单独且相互独立地压缩文件的每一行? (或保留换行符)
我有一个非常大的文件(~10 GB),可以压缩到<使用 gzip 的 1 GB。我对使用 sort FILE | 感兴趣uniq-c|排序以查看单行重复的频率,但是 10 GB 文件太大而无法排序,而且我的计算机内存不足。
有没有一种方法可以在保留换行符的同时压缩文件(或完全不同的方法),从而将文件减小到足够小的大小以进行排序,但仍然使文件处于可排序的状态?
或者有任何其他方法可以找出/计算大文件(类似于 10 GB 的 CSV 文件)中每行重复的次数?
感谢您的帮助!
I have a very large file (~10 GB) that can be compressed to < 1 GB using gzip. I'm interested in using sort FILE | uniq -c | sort to see how often a single line is repeated, however the 10 GB file is too large to sort and my computer runs out of memory.
Is there a way to compress the file while preserving newlines (or an entirely different method all together) that would reduce the file to a small enough size to sort, yet still leave the file in a condition that's sortable?
Or any other method of finding out / countin how many times each line is repetead inside a large file (a ~10 GB CSV-like file) ?
Thanks for any help!
如果你对这篇内容有疑问,欢迎到本站社区发帖提问 参与讨论,获取更多帮助,或者扫码二维码加入 Web 技术交流群。
绑定邮箱获取回复消息
由于您还没有绑定你的真实邮箱,如果其他用户或者作者回复了您的评论,将不能在第一时间通知您!
发布评论
评论(2)
您确定您的
sort
内存 (RAM) 已用完吗?根据我调试
sort
问题的经验,我相信您可能已经用完sort
的磁盘空间来创建临时文件。另请记住,用于排序的磁盘空间通常位于/tmp
或/var/tmp
中。因此,请使用以下命令检查您的可用磁盘空间:(
某些系统不支持 -g,请尝试 -m (megs) -k (kiloB) )
如果您的
/tmp
分区过小,您是否有另一个有 10-20GB 可用空间的分区?如果是,则告诉您的排序使用该目录,注意排序版本
帮助说
我不确定这是否意味着可以组合一堆
-T=/dr1/ -T=/dr2 ...
是否获取您的 10GB*sortFactor 空间。我的经验是它只使用列表中的最后一个目录,因此尝试使用 1 个足够大的目录。另请注意,您可以转到用于排序的任何目录,并且您将看到用于排序的临时文件的活动。

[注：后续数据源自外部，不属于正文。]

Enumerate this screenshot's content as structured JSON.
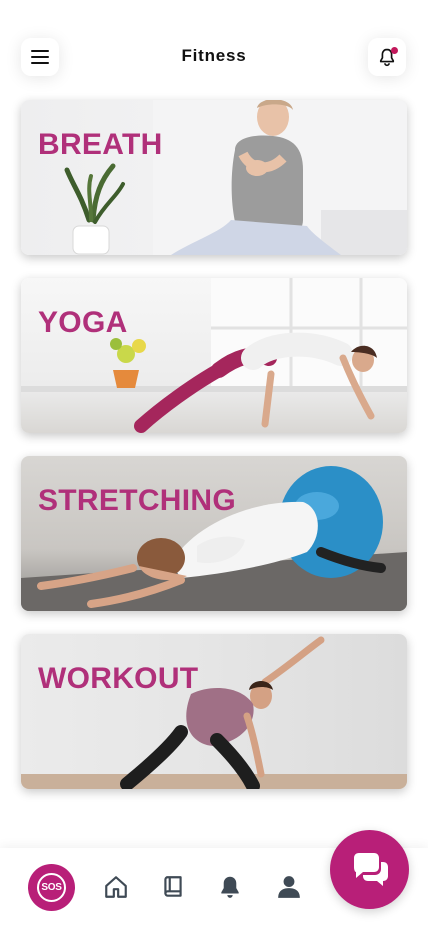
{
  "header": {
    "title": "Fitness",
    "menu_icon": "hamburger-menu-icon",
    "notification_icon": "bell-icon"
  },
  "cards": [
    {
      "label": "BREATH"
    },
    {
      "label": "YOGA"
    },
    {
      "label": "STRETCHING"
    },
    {
      "label": "WORKOUT"
    }
  ],
  "bottom_nav": {
    "sos_label": "SOS",
    "items": [
      "sos-icon",
      "home-icon",
      "book-icon",
      "bell-icon",
      "profile-icon"
    ]
  },
  "chat_fab": {
    "icon": "chat-icon"
  },
  "colors": {
    "accent": "#b81f78",
    "card_label": "#b0307a",
    "notification_dot": "#c2185b"
  }
}
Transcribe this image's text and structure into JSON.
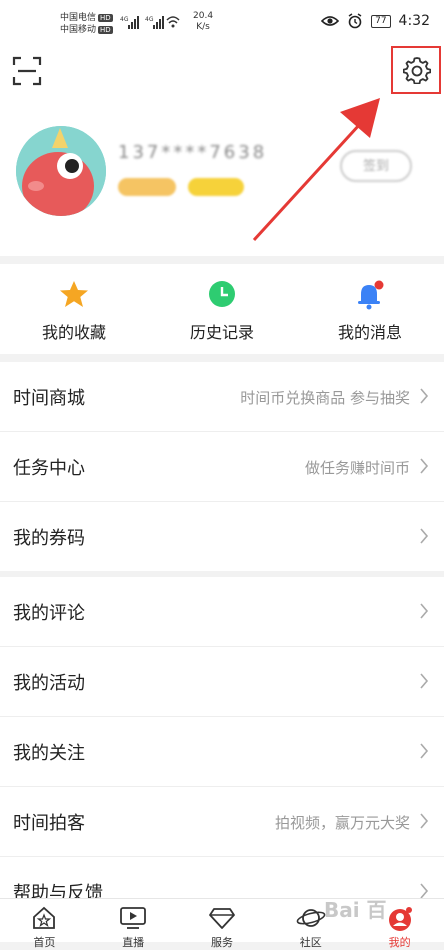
{
  "status_bar": {
    "carrier1": "中国电信",
    "carrier2": "中国移动",
    "hd_label": "HD",
    "net_speed_value": "20.4",
    "net_speed_unit": "K/s",
    "battery": "77",
    "time": "4:32"
  },
  "profile": {
    "nickname": "137****7638",
    "sign_in_label": "签到"
  },
  "quick_actions": [
    {
      "label": "我的收藏",
      "icon": "star-icon",
      "color": "#f5a623"
    },
    {
      "label": "历史记录",
      "icon": "clock-icon",
      "color": "#2ecc71"
    },
    {
      "label": "我的消息",
      "icon": "bell-icon",
      "color": "#3b82f6"
    }
  ],
  "menu_group1": [
    {
      "label": "时间商城",
      "desc": "时间币兑换商品 参与抽奖"
    },
    {
      "label": "任务中心",
      "desc": "做任务赚时间币"
    },
    {
      "label": "我的券码",
      "desc": ""
    }
  ],
  "menu_group2": [
    {
      "label": "我的评论",
      "desc": ""
    },
    {
      "label": "我的活动",
      "desc": ""
    },
    {
      "label": "我的关注",
      "desc": ""
    },
    {
      "label": "时间拍客",
      "desc": "拍视频，赢万元大奖"
    },
    {
      "label": "帮助与反馈",
      "desc": ""
    }
  ],
  "tab_bar": [
    {
      "label": "首页",
      "icon": "home-icon"
    },
    {
      "label": "直播",
      "icon": "tv-icon"
    },
    {
      "label": "服务",
      "icon": "diamond-icon"
    },
    {
      "label": "社区",
      "icon": "planet-icon"
    },
    {
      "label": "我的",
      "icon": "profile-icon"
    }
  ],
  "watermark": "Bai 百",
  "colors": {
    "accent": "#e53935",
    "annotation": "#e53935"
  }
}
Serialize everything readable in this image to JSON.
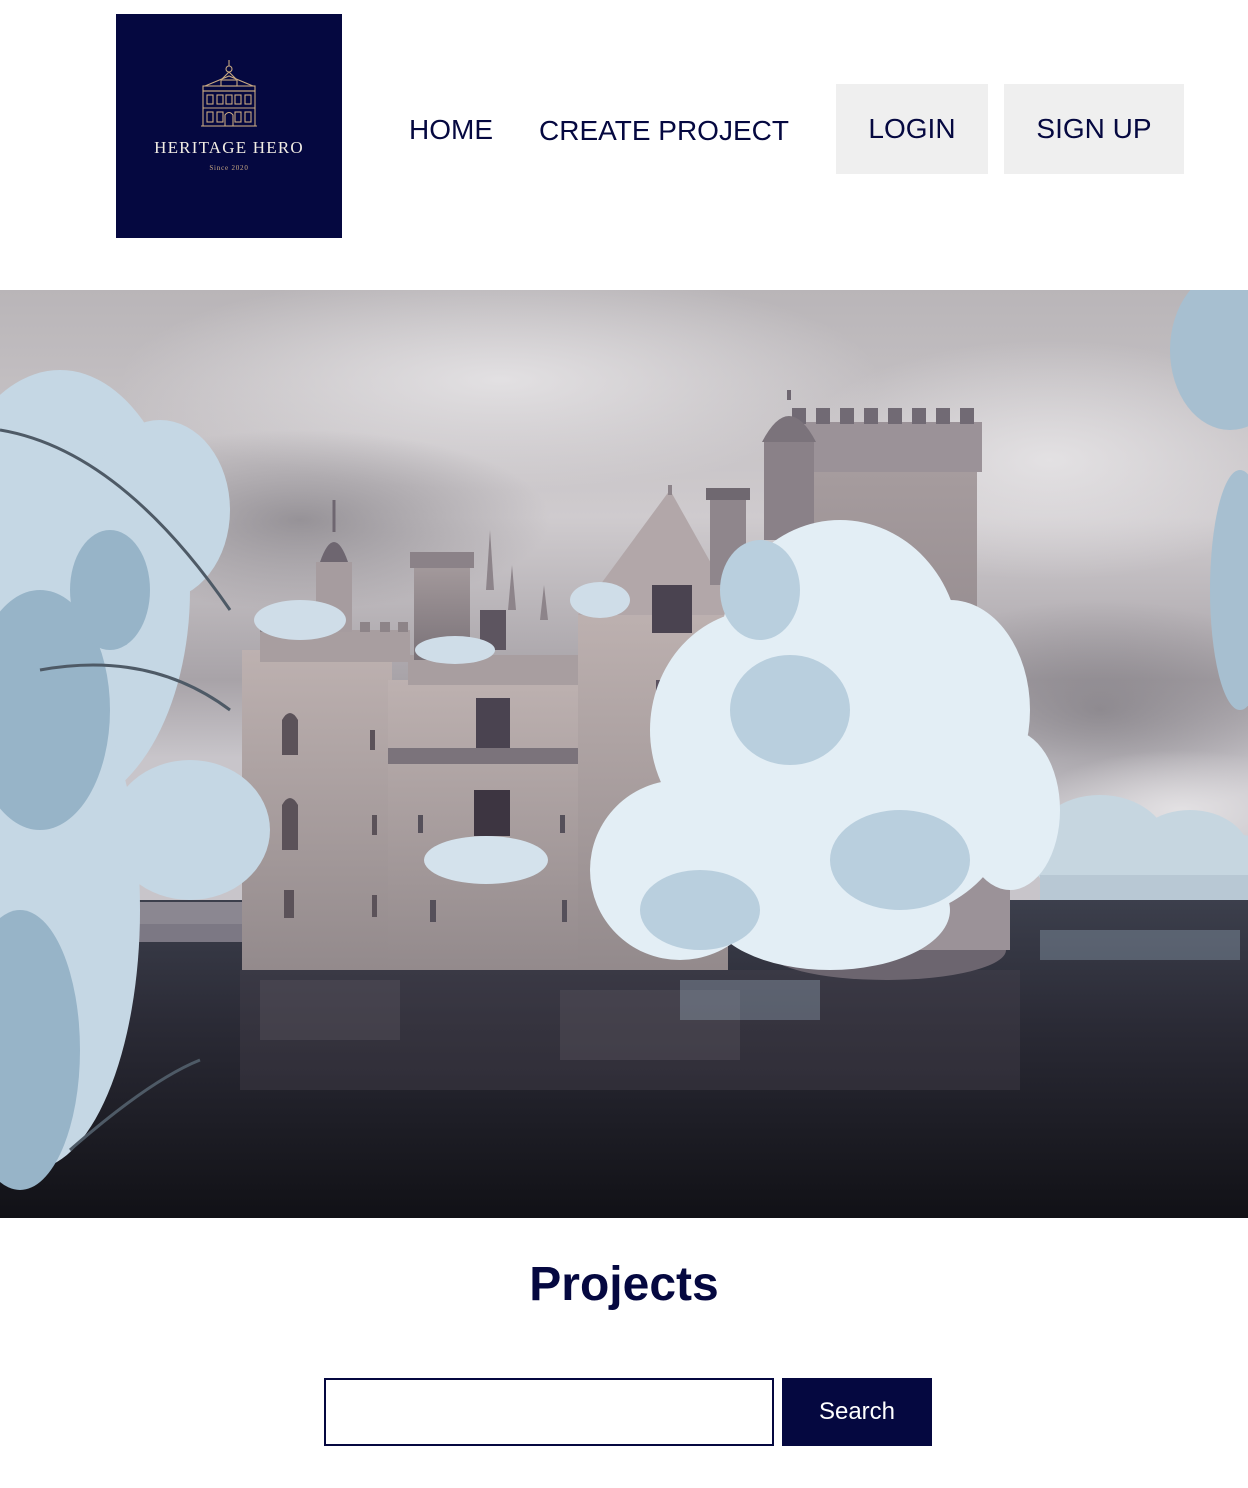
{
  "header": {
    "logo": {
      "title": "HERITAGE HERO",
      "subtitle": "Since 2020",
      "background": "#050840",
      "accent": "#c9a982"
    },
    "nav": {
      "home": "HOME",
      "create_project": "CREATE PROJECT"
    },
    "auth": {
      "login": "LOGIN",
      "signup": "SIGN UP"
    }
  },
  "hero": {
    "subject": "castle-by-lake-photo"
  },
  "projects": {
    "title": "Projects",
    "search_value": "",
    "search_placeholder": "",
    "search_button": "Search"
  },
  "colors": {
    "navy": "#050840",
    "button_gray": "#efefef",
    "white": "#ffffff"
  }
}
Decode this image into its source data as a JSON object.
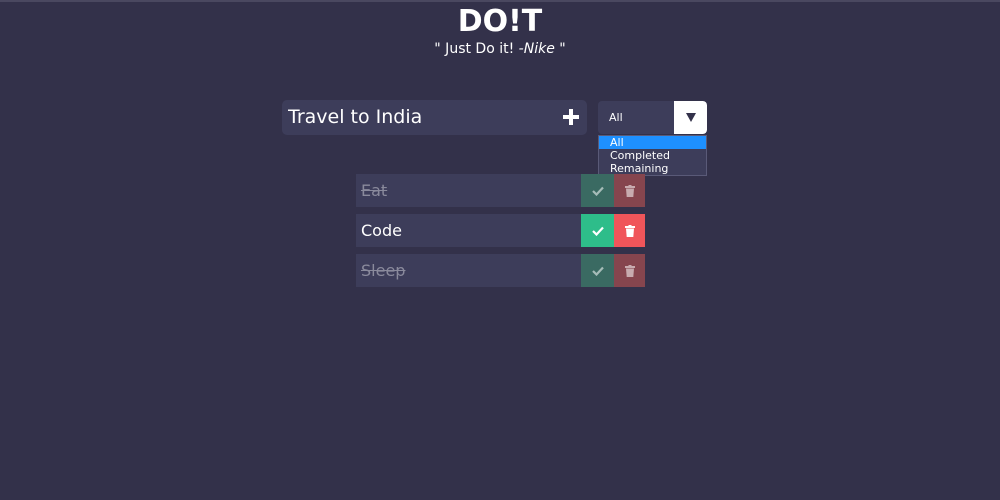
{
  "app": {
    "logo": "DO!T",
    "tagline_text": "\" Just Do it! ",
    "tagline_author": "-Nike",
    "tagline_close": " \""
  },
  "new_todo": {
    "value": "Travel to India",
    "add_icon": "plus-icon"
  },
  "filter": {
    "selected": "All",
    "arrow_icon": "triangle-down-icon",
    "options": [
      "All",
      "Completed",
      "Remaining"
    ],
    "highlighted_option": "All"
  },
  "todos": [
    {
      "text": "Eat",
      "completed": true
    },
    {
      "text": "Code",
      "completed": false
    },
    {
      "text": "Sleep",
      "completed": true
    }
  ],
  "colors": {
    "background": "#33314a",
    "panel": "#3d3d5a",
    "check": "#2ebd8a",
    "delete": "#f0555a",
    "dropdown_highlight": "#1e90ff"
  }
}
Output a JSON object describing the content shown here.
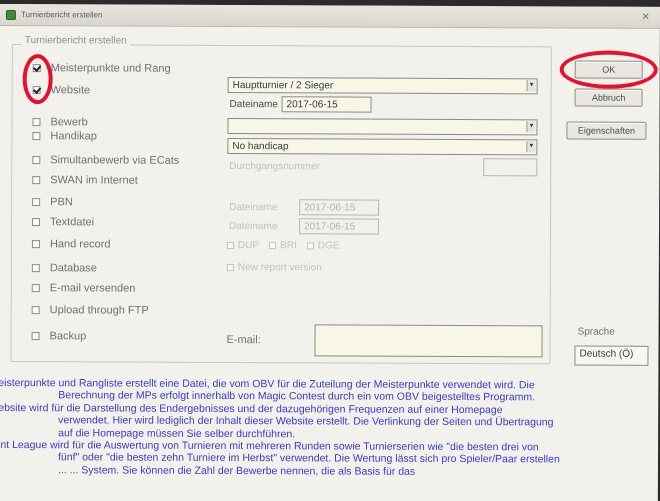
{
  "window": {
    "title": "Turnierbericht erstellen"
  },
  "group_title": "Turnierbericht erstellen",
  "options": [
    {
      "label": "Meisterpunkte und Rang",
      "checked": true
    },
    {
      "label": "Website",
      "checked": true
    },
    {
      "label": "Bewerb",
      "checked": false
    },
    {
      "label": "Handikap",
      "checked": false
    },
    {
      "label": "Simultanbewerb via ECats",
      "checked": false
    },
    {
      "label": "SWAN im Internet",
      "checked": false
    },
    {
      "label": "PBN",
      "checked": false
    },
    {
      "label": "Textdatei",
      "checked": false
    },
    {
      "label": "Hand record",
      "checked": false
    },
    {
      "label": "Database",
      "checked": false
    },
    {
      "label": "E-mail versenden",
      "checked": false
    },
    {
      "label": "Upload through FTP",
      "checked": false
    },
    {
      "label": "Backup",
      "checked": false
    }
  ],
  "fields": {
    "rank_select": "Hauptturnier / 2 Sieger",
    "filename_label_1": "Dateiname",
    "filename_value_1": "2017-06-15",
    "bewerb_select": "",
    "handicap_select": "No handicap",
    "durchgang_label": "Durchgangsnummer",
    "durchgang_value": "",
    "filename_label_pbn": "Dateiname",
    "filename_value_pbn": "2017-06-15",
    "filename_label_txt": "Dateiname",
    "filename_value_txt": "2017-06-15",
    "hand_dup": "DUP",
    "hand_bri": "BRI",
    "hand_dge": "DGE",
    "new_report": "New report version",
    "email_label": "E-mail:",
    "email_value": ""
  },
  "buttons": {
    "ok": "OK",
    "cancel": "Abbruch",
    "properties": "Eigenschaften"
  },
  "language": {
    "label": "Sprache",
    "value": "Deutsch (Ö)"
  },
  "description_lines": [
    "eisterpunkte und Rangliste erstellt eine Datei, die vom OBV für die Zuteilung der Meisterpunkte verwendet wird. Die",
    "Berechnung der MPs erfolgt innerhalb von Magic Contest durch ein vom OBV beigestelltes Programm.",
    "ebsite wird für die Darstellung des Endergebnisses und der dazugehörigen Frequenzen auf einer Homepage",
    "verwendet. Hier wird lediglich der Inhalt dieser Website erstellt. Die Verlinkung der Seiten und Übertragung",
    "auf die Homepage müssen Sie selber durchführen.",
    "int League wird für die Auswertung von Turnieren mit mehreren Runden sowie Turnierserien wie \"die besten drei von",
    "fünf\" oder \"die besten zehn Turniere im Herbst\" verwendet. Die Wertung lässt sich pro Spieler/Paar erstellen",
    "... ... System. Sie können die Zahl der Bewerbe nennen, die als Basis für das"
  ],
  "colors": {
    "description_text": "#3a3ad0",
    "annotation": "#e8112d",
    "dialog_bg": "#f2f1ec"
  }
}
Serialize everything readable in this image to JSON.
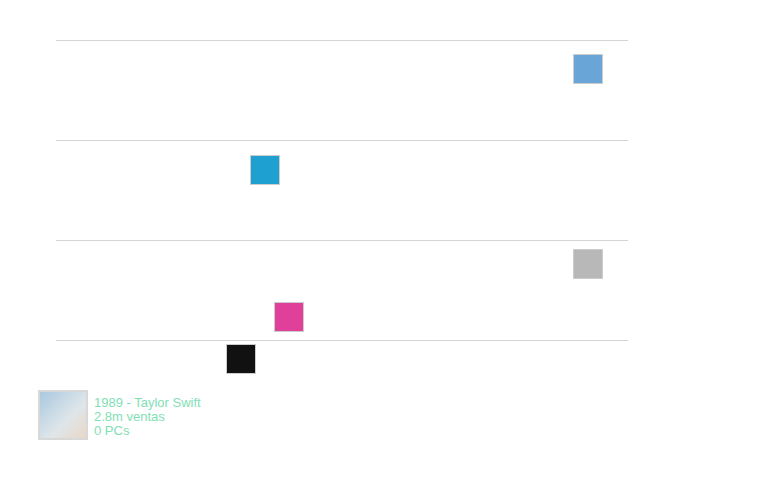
{
  "chart": {
    "points": [
      {
        "x": 93.0,
        "y": 2.72,
        "color": "#6aa5d8"
      },
      {
        "x": 36.5,
        "y": 1.71,
        "color": "#1ea0d0"
      },
      {
        "x": 93.0,
        "y": 0.77,
        "color": "#b8b8b8"
      },
      {
        "x": 40.7,
        "y": 0.24,
        "color": "#e0409a"
      },
      {
        "x": 32.3,
        "y": -0.18,
        "color": "#111111"
      }
    ]
  },
  "legend": {
    "title": "1989 - Taylor Swift",
    "sales": "2.8m ventas",
    "pcs": "0 PCs"
  }
}
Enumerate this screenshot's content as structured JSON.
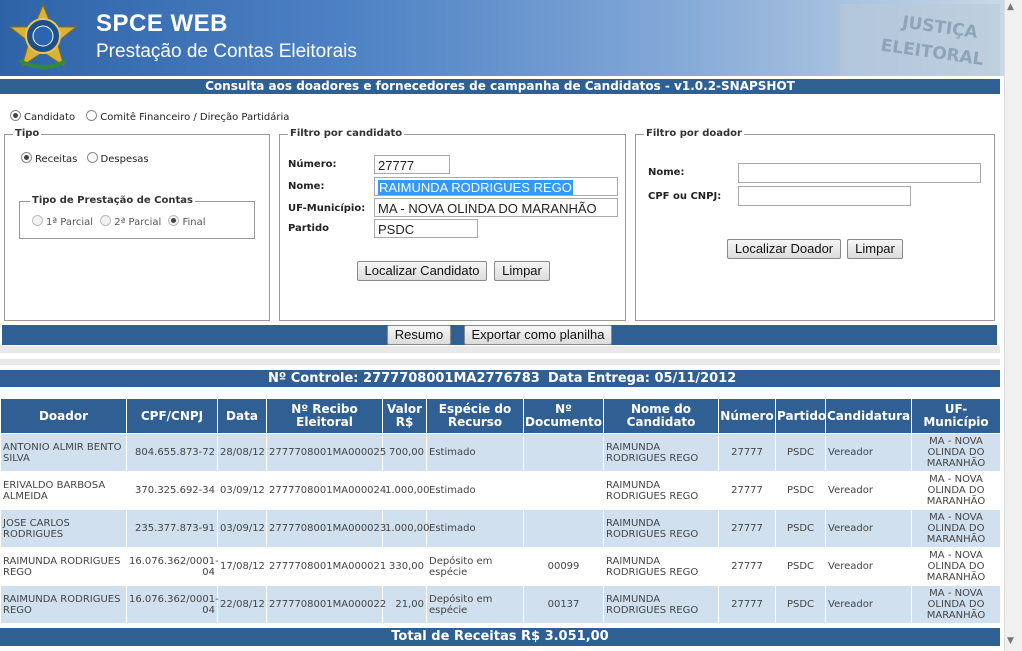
{
  "header": {
    "app_title": "SPCE WEB",
    "app_subtitle": "Prestação de Contas Eleitorais",
    "watermark_line1": "JUSTIÇA",
    "watermark_line2": "ELEITORAL"
  },
  "nav_title": "Consulta aos doadores e fornecedores de campanha de Candidatos - v1.0.2-SNAPSHOT",
  "scope": {
    "options": [
      "Candidato",
      "Comitê Financeiro / Direção Partidária"
    ],
    "selected": "Candidato"
  },
  "tipo": {
    "legend": "Tipo",
    "options": [
      "Receitas",
      "Despesas"
    ],
    "selected": "Receitas",
    "prestacao": {
      "legend": "Tipo de Prestação de Contas",
      "options": [
        "1ª Parcial",
        "2ª Parcial",
        "Final"
      ],
      "selected": "Final"
    }
  },
  "filtro_candidato": {
    "legend": "Filtro por candidato",
    "numero_label": "Número:",
    "numero_value": "27777",
    "nome_label": "Nome:",
    "nome_value": "RAIMUNDA RODRIGUES REGO",
    "uf_label": "UF-Município:",
    "uf_value": "MA - NOVA OLINDA DO MARANHÃO",
    "partido_label": "Partido",
    "partido_value": "PSDC",
    "localizar_label": "Localizar Candidato",
    "limpar_label": "Limpar"
  },
  "filtro_doador": {
    "legend": "Filtro por doador",
    "nome_label": "Nome:",
    "nome_value": "",
    "cpf_label": "CPF ou CNPJ:",
    "cpf_value": "",
    "localizar_label": "Localizar Doador",
    "limpar_label": "Limpar"
  },
  "actions": {
    "resumo_label": "Resumo",
    "exportar_label": "Exportar como planilha"
  },
  "controle": {
    "controle_text": "Nº Controle: 2777708001MA2776783",
    "entrega_text": "Data Entrega: 05/11/2012"
  },
  "table": {
    "columns": [
      "Doador",
      "CPF/CNPJ",
      "Data",
      "Nº Recibo Eleitoral",
      "Valor R$",
      "Espécie do Recurso",
      "Nº Documento",
      "Nome do Candidato",
      "Número",
      "Partido",
      "Candidatura",
      "UF-Município"
    ],
    "rows": [
      [
        "ANTONIO ALMIR BENTO SILVA",
        "804.655.873-72",
        "28/08/12",
        "2777708001MA000025",
        "700,00",
        "Estimado",
        "",
        "RAIMUNDA RODRIGUES REGO",
        "27777",
        "PSDC",
        "Vereador",
        "MA - NOVA OLINDA DO MARANHÃO"
      ],
      [
        "ERIVALDO BARBOSA ALMEIDA",
        "370.325.692-34",
        "03/09/12",
        "2777708001MA000024",
        "1.000,00",
        "Estimado",
        "",
        "RAIMUNDA RODRIGUES REGO",
        "27777",
        "PSDC",
        "Vereador",
        "MA - NOVA OLINDA DO MARANHÃO"
      ],
      [
        "JOSE CARLOS RODRIGUES",
        "235.377.873-91",
        "03/09/12",
        "2777708001MA000023",
        "1.000,00",
        "Estimado",
        "",
        "RAIMUNDA RODRIGUES REGO",
        "27777",
        "PSDC",
        "Vereador",
        "MA - NOVA OLINDA DO MARANHÃO"
      ],
      [
        "RAIMUNDA RODRIGUES REGO",
        "16.076.362/0001-04",
        "17/08/12",
        "2777708001MA000021",
        "330,00",
        "Depósito em espécie",
        "00099",
        "RAIMUNDA RODRIGUES REGO",
        "27777",
        "PSDC",
        "Vereador",
        "MA - NOVA OLINDA DO MARANHÃO"
      ],
      [
        "RAIMUNDA RODRIGUES REGO",
        "16.076.362/0001-04",
        "22/08/12",
        "2777708001MA000022",
        "21,00",
        "Depósito em espécie",
        "00137",
        "RAIMUNDA RODRIGUES REGO",
        "27777",
        "PSDC",
        "Vereador",
        "MA - NOVA OLINDA DO MARANHÃO"
      ]
    ],
    "total_text": "Total de Receitas R$ 3.051,00"
  }
}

Are you sure you're running out of the Memory (RAM?) with your
sort
?My experience debugging
sort
problems leads me to believe that you have probably run out of diskspace forsort
to create it temporary files. Also recall that diskspace used to sort is usually in/tmp
or/var/tmp
.So check out your available disk space with :
(some systems don't support -g, try -m (megs) -k (kiloB) )
If you have an undersized
/tmp
partition, do you have another partition with 10-20GB free? If yes, then tell your sort to use that dir withNote that for sort version
The help says
I'm not sure if this means can combine a bunch of
-T=/dr1/ -T=/dr2 ...
to get to your 10GB*sortFactor space or not. My experience was that it only used the last dir in the list, so try to use 1 dir that is big enough.Also, note that you can go to the whatever dir you are using for sort, and you'll see the acctivity of the temporary files used for sorting.
有一些可能的解决方案:
1 - 使用任何文本处理语言(perl、awk)提取每一行并保存该行的行号和散列,然后比较散列
2 - 可以/想要删除重复的行,每个文件只留下一次出现?可以使用如下脚本(命令):
awk '!x[$0]++' 旧文件 > newfile
3 - 为什么不分割文件但有一些标准?假设你的所有行都以字母开头:
- 将您的original_file分成20个较小的文件:grep "^a*$"original_file >一个文件
- 对每个小文件进行排序:a_file、b_file 等
- 验证重复项,计算它们,做任何你想做的事。
There are some possible solutions:
1 - use any text processing language (perl, awk) to extract each line and save the line number and a hash for that line, and then compare the hashes
2 - Can / Want to remove the duplicate lines, leaving just one occurence per file? Could use a script (command) like:
awk '!x[$0]++' oldfile > newfile
3 - Why not split the files but with some criteria? Supposing all your lines begin with letters:
- break your original_file in 20 smaller files: grep "^a*$" original_file > a_file
- sort each small file: a_file, b_file, and so on
- verify the duplicates, count them, do whatever you want.